Summary: Housing loans come with interest rates applied by lenders. The interest rate for your housing loan will depend on your salary, job stability, credit score, property value, and other factors.
Are you looking to purchase a home but don’t have the required funds in your savings account? Luckily, you can apply for a housing loan and fulfil your dream of buying a house in India.
But before taking a home loan, you must consider a few factors which might influence your financial well-being.
The interest rate is the first to consider when applying for a housing loan. It can directly affect the housing loan EMI amount in India. Therefore, you must choose the right lender with an affordable home loan interest rate today for the housing loan.
Read on to learn more about the factors influencing the home loan interest rate and EMI.
5 Factors That Influence Home Loan Interest Rates and EMI
Below are the five main factors that influence the interest rates and EMI of home loans.
Your CIBIL or credit score will decide the interest rate for the housing loan. Your credit score represents creditworthiness, an essential factor for loan providers. Housing loan providers cannot give loans to applicants with poor credit scores.
When the credit score is low, it means the applicant hasn’t been paying attention to past EMIs. The same can happen with the housing loan, as the applicant might default on loan repayment.
To remove the credit risk, housing loan providers increase the interest rate for the housing loan. If your credit score is 700 or above, you can get a better interest rate for a housing loan.
Property’s Market Value
When you apply for a housing loan, the lending party will analyse the house’s market value. When the property is in a prime/urban location, its resale value will be high.
On the other hand, the resale value of a property in a remote location might be low. For the same rationale, housing loan providers apply low interest when your property is in a good locality.
The lender will send representatives to calculate the accurate price of the property before giving you a housing loan.
Occupation and Income
Do you have a stable income or job in India? What is your in-hand monthly salary after all the deductions?
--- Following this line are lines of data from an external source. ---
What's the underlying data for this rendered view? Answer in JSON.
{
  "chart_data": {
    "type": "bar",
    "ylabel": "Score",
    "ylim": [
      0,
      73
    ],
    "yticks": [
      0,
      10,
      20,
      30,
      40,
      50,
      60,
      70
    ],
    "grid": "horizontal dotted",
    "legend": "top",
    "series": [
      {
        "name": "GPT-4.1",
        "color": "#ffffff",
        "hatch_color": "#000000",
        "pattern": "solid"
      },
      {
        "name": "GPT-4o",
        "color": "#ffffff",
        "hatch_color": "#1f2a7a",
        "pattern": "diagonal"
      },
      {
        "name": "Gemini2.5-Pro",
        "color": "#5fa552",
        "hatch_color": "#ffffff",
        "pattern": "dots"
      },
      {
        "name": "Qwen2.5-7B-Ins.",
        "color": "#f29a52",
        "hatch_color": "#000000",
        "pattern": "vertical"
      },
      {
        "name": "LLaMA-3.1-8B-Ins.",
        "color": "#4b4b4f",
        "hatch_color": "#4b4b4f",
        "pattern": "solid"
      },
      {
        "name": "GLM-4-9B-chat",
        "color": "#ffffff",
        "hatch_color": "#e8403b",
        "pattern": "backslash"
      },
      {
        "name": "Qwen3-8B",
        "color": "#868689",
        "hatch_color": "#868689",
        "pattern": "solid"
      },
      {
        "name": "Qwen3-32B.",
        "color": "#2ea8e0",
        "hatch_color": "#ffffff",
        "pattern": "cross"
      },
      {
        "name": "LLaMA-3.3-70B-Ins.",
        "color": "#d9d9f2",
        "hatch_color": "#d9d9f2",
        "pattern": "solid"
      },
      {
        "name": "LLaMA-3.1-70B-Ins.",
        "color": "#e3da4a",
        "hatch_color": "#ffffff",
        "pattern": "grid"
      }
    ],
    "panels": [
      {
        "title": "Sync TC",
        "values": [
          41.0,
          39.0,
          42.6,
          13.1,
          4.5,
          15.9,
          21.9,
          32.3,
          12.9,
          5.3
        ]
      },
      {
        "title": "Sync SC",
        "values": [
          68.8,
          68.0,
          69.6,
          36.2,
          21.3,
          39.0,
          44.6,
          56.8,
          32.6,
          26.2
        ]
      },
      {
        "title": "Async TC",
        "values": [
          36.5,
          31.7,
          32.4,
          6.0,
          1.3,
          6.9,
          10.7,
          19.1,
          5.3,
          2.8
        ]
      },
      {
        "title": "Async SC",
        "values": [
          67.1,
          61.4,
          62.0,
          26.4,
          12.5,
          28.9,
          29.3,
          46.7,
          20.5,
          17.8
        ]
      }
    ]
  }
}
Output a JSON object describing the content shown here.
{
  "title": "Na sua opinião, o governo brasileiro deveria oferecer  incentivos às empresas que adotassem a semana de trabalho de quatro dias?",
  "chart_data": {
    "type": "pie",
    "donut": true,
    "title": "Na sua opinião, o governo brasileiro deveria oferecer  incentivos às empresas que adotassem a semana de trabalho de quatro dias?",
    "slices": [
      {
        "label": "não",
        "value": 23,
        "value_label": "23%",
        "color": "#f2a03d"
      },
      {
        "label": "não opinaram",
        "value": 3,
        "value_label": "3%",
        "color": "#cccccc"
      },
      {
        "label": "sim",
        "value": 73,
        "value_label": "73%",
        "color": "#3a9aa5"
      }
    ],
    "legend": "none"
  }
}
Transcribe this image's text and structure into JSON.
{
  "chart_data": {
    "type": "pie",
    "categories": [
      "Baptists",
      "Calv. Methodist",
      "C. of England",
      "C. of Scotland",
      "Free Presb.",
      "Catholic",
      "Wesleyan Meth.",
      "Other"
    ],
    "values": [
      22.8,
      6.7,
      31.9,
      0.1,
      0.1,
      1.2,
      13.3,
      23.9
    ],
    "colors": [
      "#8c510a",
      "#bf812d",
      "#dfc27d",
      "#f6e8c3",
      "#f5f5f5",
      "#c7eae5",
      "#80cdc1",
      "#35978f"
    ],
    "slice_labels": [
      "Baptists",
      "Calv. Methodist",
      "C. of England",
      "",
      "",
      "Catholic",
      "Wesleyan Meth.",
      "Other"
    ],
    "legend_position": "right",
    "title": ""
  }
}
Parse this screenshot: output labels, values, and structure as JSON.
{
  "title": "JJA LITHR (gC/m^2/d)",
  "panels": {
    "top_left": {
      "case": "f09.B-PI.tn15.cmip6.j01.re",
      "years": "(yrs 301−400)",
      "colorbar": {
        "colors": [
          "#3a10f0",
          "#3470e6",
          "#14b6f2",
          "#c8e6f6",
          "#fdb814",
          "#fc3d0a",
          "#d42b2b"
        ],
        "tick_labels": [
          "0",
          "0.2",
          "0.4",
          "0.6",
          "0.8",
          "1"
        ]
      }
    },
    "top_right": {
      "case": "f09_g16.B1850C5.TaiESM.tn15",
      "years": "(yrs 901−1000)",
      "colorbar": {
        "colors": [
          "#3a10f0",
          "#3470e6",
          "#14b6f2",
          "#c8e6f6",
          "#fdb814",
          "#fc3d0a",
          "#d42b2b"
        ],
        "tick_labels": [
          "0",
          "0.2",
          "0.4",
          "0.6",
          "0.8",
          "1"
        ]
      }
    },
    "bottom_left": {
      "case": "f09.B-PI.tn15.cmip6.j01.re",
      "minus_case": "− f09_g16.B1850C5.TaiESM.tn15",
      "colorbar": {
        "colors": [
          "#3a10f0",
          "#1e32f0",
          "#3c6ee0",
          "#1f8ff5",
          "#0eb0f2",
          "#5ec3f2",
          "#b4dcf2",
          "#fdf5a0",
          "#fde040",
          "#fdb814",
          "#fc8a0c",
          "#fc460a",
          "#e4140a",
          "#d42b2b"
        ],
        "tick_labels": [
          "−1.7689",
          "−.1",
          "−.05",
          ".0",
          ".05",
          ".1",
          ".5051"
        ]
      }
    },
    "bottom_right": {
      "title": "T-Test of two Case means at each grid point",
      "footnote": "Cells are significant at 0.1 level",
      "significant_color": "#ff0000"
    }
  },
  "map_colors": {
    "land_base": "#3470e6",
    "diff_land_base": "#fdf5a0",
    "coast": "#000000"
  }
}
These questions will be asked by the housing loan provider while processing your loan application.
If you don’t have a stable job or income, you might fail to pay housing loan EMIs timely. In such a case, the housing loan provider will apply a high interest to cover the associated credit risk.
Even if home loan interest rates today are low, you will have to pay more with an unstable job or income.
The Repayment Term of The Loan
While applying for a housing loan, you will be allowed to choose your repayment term.
Usually, lenders tend to apply low interest on a short repayment term for the housing loan. Since lenders will get their money back quickly with a shorter repayment tenure, they suspect a low credit risk.
However, lenders suspect a credit risk when the repayment term is longer. You can use the online EMI calculator for home loans to understand the dependence of EMI amount on the repayment tenure.
MCLR Decided by The RBI
The RBI determines MCLR (Marginal Cost of Funds-Based Lending Rate) for lenders in India. It is the lowest rate that can be used by lenders in the country for loans and was introduced in 2016 in order to improve the transmission of policy rate changes to the lending rates offered by lenders.
So, if you have a stable income and a good credit score, you might get the lowest interest rate for a housing loan.
In a Nutshell
It is critical to assess the interest rates of different housing loan providers. When the interest rate is low, you will pay less amount to the lender. This will reduce the overall cost of borrowing funds and your EMIs and lessen the financial burden each month.
Follow this guide and apply for a home loan with a low interest rate today!